À quelques jours de l’expiration du mandat du Conseil présidentiel de transition (CPT), la présence militaire américaine devient de plus en plus visible sur le territoire haïtien et dans ses environs immédiats. Une situation qui ravive les inquiétudes et alimente les spéculations sur les véritables intentions de Washington.
Le 3 février 2026, un navire de guerre américain accompagné de deux patrouilleurs des garde-côtes a été aperçu au large de Port-au-Prince. Ce déploiement maritime, déjà inhabituel dans le contexte actuel, a été suivi ce mercredi par l’atterrissage d’un avion militaire américain à l’aéroport international Toussaint Louverture. Selon plusieurs sources concordantes, l’arrivée prochaine d’hélicoptères militaires américains serait également envisagée.
Cette mobilisation survient dans un climat politique particulièrement tendu. À l’approche de la fin du mandat du Conseil présidentiel de transition, aucune solution consensuelle ne semble se dessiner pour assurer une gouvernance stable du pays. Parallèlement, l’insécurité continue de s’aggraver, avec des groupes armés qui contrôlent de larges portions du territoire, notamment dans la région métropolitaine de Port-au-Prince.
Officiellement, les autorités américaines n’ont pas encore communiqué sur la nature exacte de ces mouvements militaires. Toutefois, par le passé, Washington a souvent justifié ce type de déploiement par la nécessité de protéger ses ressortissants, ses installations diplomatiques ou de soutenir des opérations logistiques et humanitaires. Des arguments qui peinent toutefois à dissiper les craintes d’une implication militaire plus directe.

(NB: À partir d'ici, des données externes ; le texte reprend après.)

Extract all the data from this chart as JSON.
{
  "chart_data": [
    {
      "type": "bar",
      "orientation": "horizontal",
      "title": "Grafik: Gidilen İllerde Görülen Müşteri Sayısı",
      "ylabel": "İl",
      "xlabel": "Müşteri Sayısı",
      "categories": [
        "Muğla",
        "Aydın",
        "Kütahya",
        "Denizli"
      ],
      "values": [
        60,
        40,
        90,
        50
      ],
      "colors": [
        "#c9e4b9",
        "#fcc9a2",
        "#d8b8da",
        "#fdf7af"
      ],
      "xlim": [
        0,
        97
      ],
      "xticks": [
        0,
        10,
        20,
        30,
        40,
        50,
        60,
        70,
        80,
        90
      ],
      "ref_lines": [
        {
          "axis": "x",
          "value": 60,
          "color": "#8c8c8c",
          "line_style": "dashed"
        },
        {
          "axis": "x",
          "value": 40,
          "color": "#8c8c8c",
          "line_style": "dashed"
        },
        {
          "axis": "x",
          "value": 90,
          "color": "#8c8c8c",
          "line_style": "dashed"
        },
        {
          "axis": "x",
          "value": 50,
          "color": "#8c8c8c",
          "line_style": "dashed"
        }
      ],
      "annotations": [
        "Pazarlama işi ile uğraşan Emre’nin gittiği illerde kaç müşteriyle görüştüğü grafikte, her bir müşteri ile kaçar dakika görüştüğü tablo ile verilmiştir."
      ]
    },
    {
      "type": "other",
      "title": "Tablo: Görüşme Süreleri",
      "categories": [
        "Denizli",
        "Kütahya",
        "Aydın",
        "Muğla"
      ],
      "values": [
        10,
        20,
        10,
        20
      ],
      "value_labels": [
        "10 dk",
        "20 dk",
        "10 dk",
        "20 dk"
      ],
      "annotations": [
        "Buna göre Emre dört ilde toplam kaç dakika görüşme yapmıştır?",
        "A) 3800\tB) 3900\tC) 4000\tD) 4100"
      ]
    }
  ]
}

Pour une partie de la population et de la classe politique haïtienne, cette présence renforcée rappelle de douloureux souvenirs d’ingérences étrangères et d’interventions militaires aux conséquences lourdes pour la souveraineté nationale. D’autres y voient, au contraire, un signal fort face à l’incapacité des autorités locales à rétablir l’ordre et à sécuriser le pays.
Dans un contexte marqué par l’absence de légitimité institutionnelle claire, la montée de la violence armée et l’impasse politique, chaque mouvement militaire étranger est scruté avec attention. La question demeure : s’agit-il d’une simple mesure préventive ou des prémices d’une nouvelle phase d’intervention internationale en Haïti ?
Alors que le flou persiste, une chose est certaine : ces manœuvres militaires accentuent le sentiment d’incertitude et rappellent l’urgence pour les acteurs haïtiens de trouver une solution politique durable, capable de restaurer la confiance, la sécurité et la souveraineté du pays.